Cyclists have been involved in nearly 300 crashes in Tayside since the turn of the decade, new figures have revealed.
Police Scotland data since 2010 showed that 289 cyclists were in road traffic collisions, 235 of whom or 81% were injured or killed as a result.
Particularly concerning is the fact that 24 cyclists under the age of 10 were injured in that period, four seriously. But, thankfully, none were killed.
And it appears the number of collisions involving bikes is still going up as there were 56 in 2010, compared to 67 last year an increase of 19%.
Martin Harris, the secretary of Dundee’s Discovery Junior Cycling Club, said the figures were far too high for his liking.
He said: “One accident is one too many in my opinion so these figures are obviously worrying.
“The problem is that when a car and a cyclist collide there is very little consequence to the driver.
“People go on about helmets and yes, they can help, but if you get hit on the side or from behind, it doesn’t make any difference at all to your injuries elsewhere on your body.
“Sometimes all it takes is just for the driver to wait 10 seconds that’s all for a safe moment to overtake. Sometimes they just don’t have enough patience.
“I think people don’t realise how easy it is to kill someone in a car.

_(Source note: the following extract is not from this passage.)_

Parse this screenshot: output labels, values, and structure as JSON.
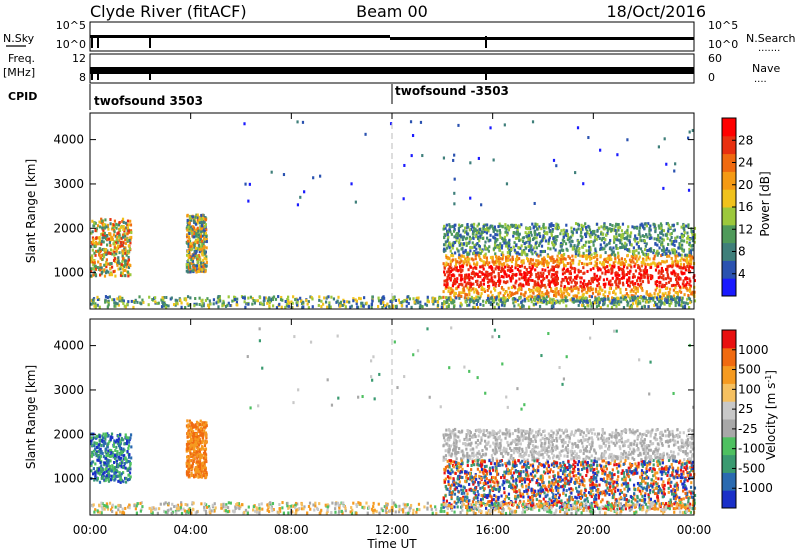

You can get carried away with how fast you are going.”
Martin says giving youngsters more cycling skills and more focus on cyclists in driving theory tests could help reduce the numbers of those being knocked off their bike in the future.
He said: “I think if we’re really going to get a decrease, we need to see more done at school level.
“I’m looking at ways to get involved with teaching kids at school, particularly teenagers because they use bikes a lot and within a few years they, themselves, will be driving cars.
“I think that is the best time to teach them how to handle a bike and then when they come to learning to drive they’ll also have more awareness at how to approach and manoeuvre past cyclists.
“There’s maybe something that could be added to car theory tests about how to treat cyclists as well.
“But drivers are not to blame for every crash involving a cyclist and that’s why teaching bike handling skills to youngsters is so important.
“The other thing is that we’ve got a great velodrome facility at Caird Park that is hardly ever used.
“That needs to change first.”
Dundee does have a number of designated cycling routes, particularly in the city centre and through the west end, but Martin claims more room is needed if people are to feel safe enough to travel around on bikes instead of cars.
He said: “It’s a mentality thing over here.
“We build our roads for cars and cars only, whereas if you go to some place in Europe for example, they’ve been built for both.
“I wouldn’t say it’s impossible, but it’d be very difficult to change things here now. There’s no room for cycle lanes on many roads.”